Conseil département du Département du Doubs de Besançon (photo ToutMontbeliard.com)

Face à l’accord de libre-échange entre l’Union européenne et les pays du Mercosur, le Département du Doubs affirme une position claire en matière de restauration scolaire. La collectivité souhaite garantir une cohérence entre les exigences imposées aux agriculteurs français et européens et les produits servis dans les cantines des collèges publics, tout en répondant aux attentes des familles.

Le Département estime que cet accord fait peser des risques importants sur l’agriculture française et européenne, notamment en raison d’une concurrence jugée déloyale, de différences de normes sanitaires, environnementales et sociales, ainsi que d’une fragilisation des filières d’élevage et d’une remise en cause de la souveraineté alimentaire. Dans ce contexte, la présidente du Département du Doubs, Christine Bouquin, indique que la collectivité refuse une logique consistant à demander toujours plus d’efforts aux agriculteurs tout en acceptant, dans les assiettes des collégiens, des produits issus de filières ne respectant pas les mêmes règles.

Des critères stricts pour la restauration scolaire

Concrètement, le Département du Doubs annonce que, dans les restaurants scolaires des collèges publics, aucun produit alimentaire ne sera acheté s’il ne respecte pas strictement les standards sanitaires, environnementaux et sociaux français et européens. Les produits provenant de filières ne répondant pas à ces exigences ne seront pas retenus dans les approvisionnements. Ce choix concerne un volume significatif pour le territoire. Chaque année scolaire, environ 1,9 million de repas sont servis dans les collèges publics du Doubs. Le budget consacré à l’achat de denrées alimentaires atteint 5,3 millions d’euros par an. Le Département précise également qu’au moins un repas par semaine intègre trois composantes issues de productions locales.

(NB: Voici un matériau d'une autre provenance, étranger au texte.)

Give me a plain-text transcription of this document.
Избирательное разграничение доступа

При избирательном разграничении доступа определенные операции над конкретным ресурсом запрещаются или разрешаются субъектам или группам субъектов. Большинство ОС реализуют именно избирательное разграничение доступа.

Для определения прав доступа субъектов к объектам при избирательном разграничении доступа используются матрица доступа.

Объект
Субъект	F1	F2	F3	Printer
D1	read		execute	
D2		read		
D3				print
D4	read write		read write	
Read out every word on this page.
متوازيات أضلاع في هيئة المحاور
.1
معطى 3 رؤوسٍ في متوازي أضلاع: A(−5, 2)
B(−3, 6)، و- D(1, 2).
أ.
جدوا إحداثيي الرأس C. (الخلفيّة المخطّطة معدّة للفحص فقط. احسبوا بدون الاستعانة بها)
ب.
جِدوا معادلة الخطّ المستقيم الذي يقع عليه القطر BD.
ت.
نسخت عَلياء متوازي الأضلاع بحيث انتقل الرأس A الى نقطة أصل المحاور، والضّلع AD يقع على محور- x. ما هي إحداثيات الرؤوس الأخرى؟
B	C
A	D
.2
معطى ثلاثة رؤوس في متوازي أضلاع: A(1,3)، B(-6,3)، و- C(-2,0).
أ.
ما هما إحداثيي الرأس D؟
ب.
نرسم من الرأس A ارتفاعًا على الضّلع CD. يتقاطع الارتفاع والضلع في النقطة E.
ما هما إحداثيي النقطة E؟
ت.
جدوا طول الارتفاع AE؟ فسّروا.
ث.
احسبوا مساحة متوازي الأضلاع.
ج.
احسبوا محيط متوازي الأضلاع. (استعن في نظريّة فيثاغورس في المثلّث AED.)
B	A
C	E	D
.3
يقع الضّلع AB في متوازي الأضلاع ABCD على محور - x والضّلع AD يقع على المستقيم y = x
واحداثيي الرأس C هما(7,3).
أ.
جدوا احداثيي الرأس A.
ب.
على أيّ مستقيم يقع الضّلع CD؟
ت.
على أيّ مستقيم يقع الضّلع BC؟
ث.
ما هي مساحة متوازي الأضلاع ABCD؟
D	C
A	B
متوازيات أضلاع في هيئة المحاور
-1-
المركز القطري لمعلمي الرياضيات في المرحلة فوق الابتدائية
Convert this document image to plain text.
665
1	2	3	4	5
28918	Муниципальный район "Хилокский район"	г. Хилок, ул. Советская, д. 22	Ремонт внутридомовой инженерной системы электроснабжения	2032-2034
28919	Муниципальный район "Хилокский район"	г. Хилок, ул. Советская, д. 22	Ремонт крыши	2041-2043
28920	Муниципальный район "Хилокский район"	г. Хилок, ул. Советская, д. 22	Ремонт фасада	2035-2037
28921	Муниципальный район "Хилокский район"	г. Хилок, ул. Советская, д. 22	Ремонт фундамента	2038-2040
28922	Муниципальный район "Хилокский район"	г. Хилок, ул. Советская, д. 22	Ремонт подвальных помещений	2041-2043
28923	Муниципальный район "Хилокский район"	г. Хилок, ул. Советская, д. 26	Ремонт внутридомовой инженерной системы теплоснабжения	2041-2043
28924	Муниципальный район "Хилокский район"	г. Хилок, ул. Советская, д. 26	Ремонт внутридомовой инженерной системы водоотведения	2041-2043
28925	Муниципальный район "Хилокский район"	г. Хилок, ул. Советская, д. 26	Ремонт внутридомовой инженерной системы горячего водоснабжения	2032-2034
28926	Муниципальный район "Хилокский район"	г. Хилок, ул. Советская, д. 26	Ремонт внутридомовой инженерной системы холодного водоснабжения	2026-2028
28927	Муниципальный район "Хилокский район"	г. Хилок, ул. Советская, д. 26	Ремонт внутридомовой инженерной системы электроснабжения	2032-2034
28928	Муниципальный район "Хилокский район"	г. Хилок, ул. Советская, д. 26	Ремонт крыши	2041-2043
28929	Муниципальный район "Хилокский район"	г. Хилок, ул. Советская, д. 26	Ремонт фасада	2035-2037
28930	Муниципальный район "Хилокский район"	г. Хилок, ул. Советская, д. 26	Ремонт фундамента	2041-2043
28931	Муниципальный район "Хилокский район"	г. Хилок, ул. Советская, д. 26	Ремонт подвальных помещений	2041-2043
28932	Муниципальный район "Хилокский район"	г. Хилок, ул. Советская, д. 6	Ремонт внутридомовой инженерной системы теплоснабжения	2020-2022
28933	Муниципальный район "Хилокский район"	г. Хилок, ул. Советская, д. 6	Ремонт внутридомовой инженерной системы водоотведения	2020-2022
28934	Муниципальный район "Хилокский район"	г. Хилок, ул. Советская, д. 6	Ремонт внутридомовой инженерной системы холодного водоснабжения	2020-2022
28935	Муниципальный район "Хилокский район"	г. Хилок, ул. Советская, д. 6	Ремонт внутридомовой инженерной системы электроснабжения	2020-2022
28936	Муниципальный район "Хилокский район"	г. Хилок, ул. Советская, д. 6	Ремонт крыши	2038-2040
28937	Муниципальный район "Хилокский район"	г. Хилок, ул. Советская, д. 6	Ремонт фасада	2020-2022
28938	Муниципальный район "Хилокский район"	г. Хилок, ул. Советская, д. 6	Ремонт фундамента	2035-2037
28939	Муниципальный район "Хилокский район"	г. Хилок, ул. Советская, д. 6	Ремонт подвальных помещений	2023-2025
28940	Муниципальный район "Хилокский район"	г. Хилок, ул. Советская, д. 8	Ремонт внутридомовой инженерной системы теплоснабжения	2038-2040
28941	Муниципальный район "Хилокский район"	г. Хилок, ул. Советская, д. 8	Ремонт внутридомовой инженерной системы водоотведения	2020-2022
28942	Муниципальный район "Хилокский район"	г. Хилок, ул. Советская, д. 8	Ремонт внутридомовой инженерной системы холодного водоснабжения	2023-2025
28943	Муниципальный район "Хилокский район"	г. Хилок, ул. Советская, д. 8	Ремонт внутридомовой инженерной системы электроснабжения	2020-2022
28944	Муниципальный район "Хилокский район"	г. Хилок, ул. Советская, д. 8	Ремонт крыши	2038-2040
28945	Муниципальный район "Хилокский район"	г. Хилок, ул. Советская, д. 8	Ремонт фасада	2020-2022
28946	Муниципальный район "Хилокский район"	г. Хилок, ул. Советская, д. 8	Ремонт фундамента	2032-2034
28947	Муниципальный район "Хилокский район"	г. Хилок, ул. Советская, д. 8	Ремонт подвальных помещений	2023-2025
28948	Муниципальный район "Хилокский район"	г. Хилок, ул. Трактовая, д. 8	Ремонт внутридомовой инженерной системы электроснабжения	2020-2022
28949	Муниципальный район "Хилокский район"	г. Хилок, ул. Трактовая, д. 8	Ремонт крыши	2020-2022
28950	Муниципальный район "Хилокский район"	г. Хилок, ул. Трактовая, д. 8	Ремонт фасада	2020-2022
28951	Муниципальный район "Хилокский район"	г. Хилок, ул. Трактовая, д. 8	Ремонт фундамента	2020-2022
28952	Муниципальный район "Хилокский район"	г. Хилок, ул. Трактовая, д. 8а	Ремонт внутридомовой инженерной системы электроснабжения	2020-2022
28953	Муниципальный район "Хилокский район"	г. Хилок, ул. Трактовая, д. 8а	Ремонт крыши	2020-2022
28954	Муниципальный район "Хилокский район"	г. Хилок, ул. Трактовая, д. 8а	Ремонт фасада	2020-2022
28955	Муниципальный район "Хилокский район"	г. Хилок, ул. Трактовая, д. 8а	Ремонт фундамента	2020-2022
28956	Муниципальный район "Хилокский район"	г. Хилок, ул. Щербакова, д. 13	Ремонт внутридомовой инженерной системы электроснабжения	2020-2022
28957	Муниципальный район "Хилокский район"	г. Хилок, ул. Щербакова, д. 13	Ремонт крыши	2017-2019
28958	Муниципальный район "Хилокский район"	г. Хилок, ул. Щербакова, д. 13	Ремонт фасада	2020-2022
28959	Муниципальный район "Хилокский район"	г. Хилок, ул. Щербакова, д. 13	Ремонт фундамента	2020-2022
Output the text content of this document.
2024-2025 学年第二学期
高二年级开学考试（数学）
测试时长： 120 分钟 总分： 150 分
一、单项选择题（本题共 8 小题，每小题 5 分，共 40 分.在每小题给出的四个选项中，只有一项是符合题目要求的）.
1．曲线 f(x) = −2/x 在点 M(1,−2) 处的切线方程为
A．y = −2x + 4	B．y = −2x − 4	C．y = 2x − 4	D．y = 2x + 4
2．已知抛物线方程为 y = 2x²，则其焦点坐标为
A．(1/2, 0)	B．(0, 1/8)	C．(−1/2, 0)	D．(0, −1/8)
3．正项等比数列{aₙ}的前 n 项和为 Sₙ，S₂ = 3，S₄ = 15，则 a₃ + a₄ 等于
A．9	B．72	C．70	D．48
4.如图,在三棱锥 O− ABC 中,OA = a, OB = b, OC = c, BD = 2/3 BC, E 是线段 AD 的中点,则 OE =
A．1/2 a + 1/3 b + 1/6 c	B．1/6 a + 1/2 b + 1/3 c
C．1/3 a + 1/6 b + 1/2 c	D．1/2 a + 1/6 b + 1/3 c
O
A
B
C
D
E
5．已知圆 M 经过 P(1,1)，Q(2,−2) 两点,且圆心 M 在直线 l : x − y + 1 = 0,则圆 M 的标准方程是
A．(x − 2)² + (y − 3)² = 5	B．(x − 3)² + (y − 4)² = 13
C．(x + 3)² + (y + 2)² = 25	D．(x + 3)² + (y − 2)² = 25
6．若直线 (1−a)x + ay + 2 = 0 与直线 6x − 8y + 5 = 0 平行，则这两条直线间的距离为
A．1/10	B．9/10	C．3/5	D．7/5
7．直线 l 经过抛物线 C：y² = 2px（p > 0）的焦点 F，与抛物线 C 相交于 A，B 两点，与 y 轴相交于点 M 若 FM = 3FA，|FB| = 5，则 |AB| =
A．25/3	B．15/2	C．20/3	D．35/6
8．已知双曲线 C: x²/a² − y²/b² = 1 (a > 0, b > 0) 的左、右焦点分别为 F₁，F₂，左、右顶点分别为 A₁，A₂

Une politique alimentaire déjà engagée dans le Doubs

Cette position s’inscrit dans une politique alimentaire menée de longue date par le Département. Celle-ci repose sur des actions concrètes et opérationnelles, parmi lesquelles le lancement, au 1er janvier 2026, d’un groupement d’achats territorialisés, la démarche Au pré de l’assiette, ainsi que la plateforme Agrilocal, qui facilite les liens directs entre les producteurs locaux et la restauration collective. Selon la collectivité, ces dispositifs permettent de structurer l’approvisionnement local, de sécuriser des débouchés pour les agriculteurs du Doubs et d’augmenter durablement la part de produits locaux et de qualité dans les repas servis aux collégiens. Par cette décision, le Département entend soutenir concrètement l’agriculture locale, défendre un modèle agricole exigeant et responsable, garantir une alimentation saine, traçable et de qualité aux élèves, et affirmer une vision cohérente de la transition alimentaire.

Enfin, le Département du Doubs appelle l’État et l’Union européenne à renoncer à la ratification de l’accord UE–Mercosur et à construire une politique commerciale compatible avec les exigences imposées au monde agricole et les objectifs de souveraineté alimentaire. Pour la collectivité, l’alimentation dans le Doubs constitue un choix politique, éducatif et territorial.